Bagaimanapun, Pakar Hukum dari Universitas Trisakti Abdul Fickar Hadjar menyatakan, tafsir pasal 29 tentang penimbunan dalam Undang-Undang Perdagangan dapat diperluas. “Pada diksi ‘barang penting, menurut saya bisa lebih luas, tidak terbatas, sepanjang itu menjadi komoditas yang dibutuhkan masyarakat,” ujarnya, Rabu (4/3).
(Baca: Harga Pangan Naik, Jokowi Ingatkan Kemendag Jaga Suplai Jelang Ramadan)
Polisi pun telah menangkap dua pelaku penimbunan masker di gudang PT MJP Cargo No 88, Jalan Marsekal Surya Darma, Neglasari, Tangerang. Ada ratusan ribu masker kesehatan ilegal ditemukan menumpuk di Gudang tersebut.
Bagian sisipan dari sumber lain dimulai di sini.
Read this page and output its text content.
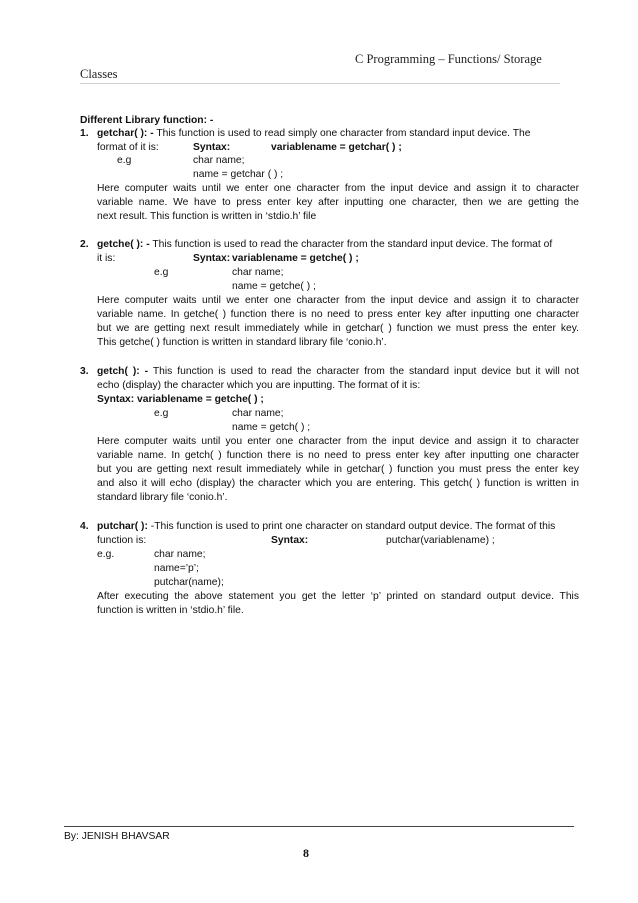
C Programming – Functions/ Storage
Classes
Different Library function: -
1. getchar( ): - This function is used to read simply one character from standard input device. The
format of it is:	Syntax:	variablename = getchar( ) ;
e.g	char name;
name = getchar ( ) ;
Here computer waits until we enter one character from the input device and assign it to character
variable name. We have to press enter key after inputting one character, then we are getting the
next result. This function is written in ‘stdio.h’ file
2. getche( ): - This function is used to read the character from the standard input device. The format of
it is:	Syntax: variablename = getche( ) ;
e.g	char name;
name = getche( ) ;
Here computer waits until we enter one character from the input device and assign it to character
variable name. In getche( ) function there is no need to press enter key after inputting one character
but we are getting next result immediately while in getchar( ) function we must press the enter key.
This getche( ) function is written in standard library file ‘conio.h’.
3. getch( ): - This function is used to read the character from the standard input device but it will not
echo (display) the character which you are inputting. The format of it is:
Syntax: variablename = getche( ) ;
e.g	char name;
name = getch( ) ;
Here computer waits until you enter one character from the input device and assign it to character
variable name. In getch( ) function there is no need to press enter key after inputting one character
but you are getting next result immediately while in getchar( ) function you must press the enter key
and also it will echo (display) the character which you are entering. This getch( ) function is written in
standard library file ‘conio.h’.
4. putchar( ): -This function is used to print one character on standard output device. The format of this
function is:	Syntax:	putchar(variablename) ;
e.g.	char name;
name=’p’;
putchar(name);
After executing the above statement you get the letter ‘p’ printed on standard output device. This
function is written in ‘stdio.h’ file.
By: JENISH BHAVSAR
8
"Ada dugaan tindak pidana penimbunan alat kesehatan berupa masker kesehatan atau memperdagangkan alat kesehatan berupa masker tanpa izin edar," kata Direktur Reserse Kriminal Khusus Polda Metro Jaya, Komisaris Besar Iwan Kurniawan, Selasa (3/3).
Dalam gudang tersebut, polisi menemukan masker berbagai merek. Di antaranya, ada 180 karton yang berisi 360 ribu masker merek Remedi, 107 karton berisi 214.000 masker merk Volca, dan Well Best. Polisi juga menangkap 2 orang pemiliknya.